Баам холодный даже под одеждой, но отрывистые вдохи у него выходят удивительно горячими. Ладонь сжимает край накидки сильнее, легонько подрагивая. Он накрывает её своей, заодно обнимая Баама за плечи крепче.

Агеро не знает, в чём причина этого. Сошлись ли звёзды удивительным образом, снизошло ли на него божье (дьявольское?) благословение или он сам не заметил, как наступил крупный праздник, но подарок был восхитителен — медленно Баам начинает покрываться румянцем, чутко реагируя на осторожные прикосновения. Рука не чувствует, становится ли Бааму теплее, но Агеро надеется, что да. Тем более что на чужом лбу через пару минут выступает испарина, к которой липнут короткие пряди.

Баам дышит всё более сбито, давая вырываться даже слабым, протяжным стонам.

Баам сам тянется к нему за поцелуем, прикрыв глаза, и мягко, неспешно целует, отвлекаемый убыстряющимися движениями его руки.

Отвечая на поцелуй Агеро думает: что бы ни стало причиной всего происходящего, ему стоит позже от души это нечто поблагодарить.

***

Баам стонет не столько из-за ласки, пока ещё не набравшей обороты и еле пробивающейся через подушку истощения, сколько от того, как мерзкое окоченение медленно отступало, какими горячими, почти обжигающими казались чужие ладони, от того, как само тело спохватилось и начало хоть и совсем немного, но отогреваться.

Вместе с ощущением от горячего шоколада, тоже согревавшего изнутри, ему так хорошо, что хочется плакать. Когда к этому прибавляется ладонь, мягко обхватившая член, он тает, не глуша стон даже прикушенной губой.

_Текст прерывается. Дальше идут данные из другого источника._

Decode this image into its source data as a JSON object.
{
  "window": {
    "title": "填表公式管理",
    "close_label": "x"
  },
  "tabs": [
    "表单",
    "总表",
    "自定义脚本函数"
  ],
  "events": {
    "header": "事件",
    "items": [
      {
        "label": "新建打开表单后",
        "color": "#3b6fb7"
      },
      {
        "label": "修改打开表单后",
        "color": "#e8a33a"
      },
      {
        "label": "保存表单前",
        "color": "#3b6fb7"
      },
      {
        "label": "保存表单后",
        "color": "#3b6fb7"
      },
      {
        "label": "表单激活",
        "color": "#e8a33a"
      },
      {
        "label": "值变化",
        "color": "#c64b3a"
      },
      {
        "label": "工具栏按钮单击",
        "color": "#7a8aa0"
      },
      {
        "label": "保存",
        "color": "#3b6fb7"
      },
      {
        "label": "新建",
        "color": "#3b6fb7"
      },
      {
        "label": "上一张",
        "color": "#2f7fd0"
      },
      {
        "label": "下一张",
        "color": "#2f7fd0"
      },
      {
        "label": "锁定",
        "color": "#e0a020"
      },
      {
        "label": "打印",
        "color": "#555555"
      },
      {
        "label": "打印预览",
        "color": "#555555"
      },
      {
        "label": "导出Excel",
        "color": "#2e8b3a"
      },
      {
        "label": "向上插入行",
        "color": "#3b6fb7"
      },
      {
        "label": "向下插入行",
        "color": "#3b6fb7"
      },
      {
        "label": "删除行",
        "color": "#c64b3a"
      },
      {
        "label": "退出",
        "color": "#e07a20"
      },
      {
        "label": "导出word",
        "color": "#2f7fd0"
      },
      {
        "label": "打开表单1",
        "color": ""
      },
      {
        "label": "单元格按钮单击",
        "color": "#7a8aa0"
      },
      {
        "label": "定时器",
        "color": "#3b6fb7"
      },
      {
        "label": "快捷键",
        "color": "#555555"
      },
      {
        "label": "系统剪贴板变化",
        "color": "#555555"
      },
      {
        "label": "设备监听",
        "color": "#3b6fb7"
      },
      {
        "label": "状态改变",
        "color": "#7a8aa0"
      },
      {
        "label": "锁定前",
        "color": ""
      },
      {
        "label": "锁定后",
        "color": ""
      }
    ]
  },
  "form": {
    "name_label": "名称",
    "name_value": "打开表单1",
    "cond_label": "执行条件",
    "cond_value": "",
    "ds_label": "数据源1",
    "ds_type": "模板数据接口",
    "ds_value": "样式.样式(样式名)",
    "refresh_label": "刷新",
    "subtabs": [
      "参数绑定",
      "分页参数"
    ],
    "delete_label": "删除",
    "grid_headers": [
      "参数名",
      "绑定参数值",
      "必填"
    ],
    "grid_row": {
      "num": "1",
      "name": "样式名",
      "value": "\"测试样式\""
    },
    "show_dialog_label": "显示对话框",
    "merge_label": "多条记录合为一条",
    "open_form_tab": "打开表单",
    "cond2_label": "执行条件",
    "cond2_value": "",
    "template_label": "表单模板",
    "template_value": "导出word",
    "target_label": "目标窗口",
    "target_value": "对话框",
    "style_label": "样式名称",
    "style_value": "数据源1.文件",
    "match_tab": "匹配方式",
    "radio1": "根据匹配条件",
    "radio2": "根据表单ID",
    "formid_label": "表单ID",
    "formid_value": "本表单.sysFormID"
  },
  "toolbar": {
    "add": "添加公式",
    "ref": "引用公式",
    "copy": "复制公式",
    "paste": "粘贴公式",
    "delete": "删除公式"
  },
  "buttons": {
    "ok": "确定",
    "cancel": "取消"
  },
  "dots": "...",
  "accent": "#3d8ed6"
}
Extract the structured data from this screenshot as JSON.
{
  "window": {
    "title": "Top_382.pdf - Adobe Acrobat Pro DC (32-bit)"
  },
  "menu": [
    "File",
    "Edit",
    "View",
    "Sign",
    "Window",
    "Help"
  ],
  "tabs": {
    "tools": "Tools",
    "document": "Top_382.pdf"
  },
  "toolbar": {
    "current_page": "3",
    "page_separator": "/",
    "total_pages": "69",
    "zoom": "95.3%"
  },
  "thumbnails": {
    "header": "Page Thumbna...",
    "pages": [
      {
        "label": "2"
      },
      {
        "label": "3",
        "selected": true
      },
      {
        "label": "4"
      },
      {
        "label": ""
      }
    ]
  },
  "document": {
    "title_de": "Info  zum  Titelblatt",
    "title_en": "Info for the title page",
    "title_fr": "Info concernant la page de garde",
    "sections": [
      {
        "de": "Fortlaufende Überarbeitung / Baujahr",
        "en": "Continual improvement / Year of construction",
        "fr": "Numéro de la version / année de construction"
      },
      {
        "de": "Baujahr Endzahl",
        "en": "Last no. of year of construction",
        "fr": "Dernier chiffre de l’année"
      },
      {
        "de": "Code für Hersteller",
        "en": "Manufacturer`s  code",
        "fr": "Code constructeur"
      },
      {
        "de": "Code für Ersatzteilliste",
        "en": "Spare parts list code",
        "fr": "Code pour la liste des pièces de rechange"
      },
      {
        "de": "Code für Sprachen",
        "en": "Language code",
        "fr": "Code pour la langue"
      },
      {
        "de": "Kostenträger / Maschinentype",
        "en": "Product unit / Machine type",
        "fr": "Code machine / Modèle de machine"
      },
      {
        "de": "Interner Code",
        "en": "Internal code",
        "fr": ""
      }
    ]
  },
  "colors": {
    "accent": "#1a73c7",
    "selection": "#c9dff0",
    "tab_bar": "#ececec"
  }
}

Как же он устал. Устал терпеть сонливость, холод, жажду ласки, капризы начальства и эти проклятые отчёты, что он писал по десятку за день. Агеро тёплый. Даже не так — Агеро тёплый. Рядом с ним размаривает словно в безопасности, и сдерживать себя становится просто невозможно.

Губы и язык отогрелись от горячего шоколада, но чужие всё равно кажутся горячими. И сладкими, словно перед тем, как дать горячий шоколад ему, Агеро отпил сам.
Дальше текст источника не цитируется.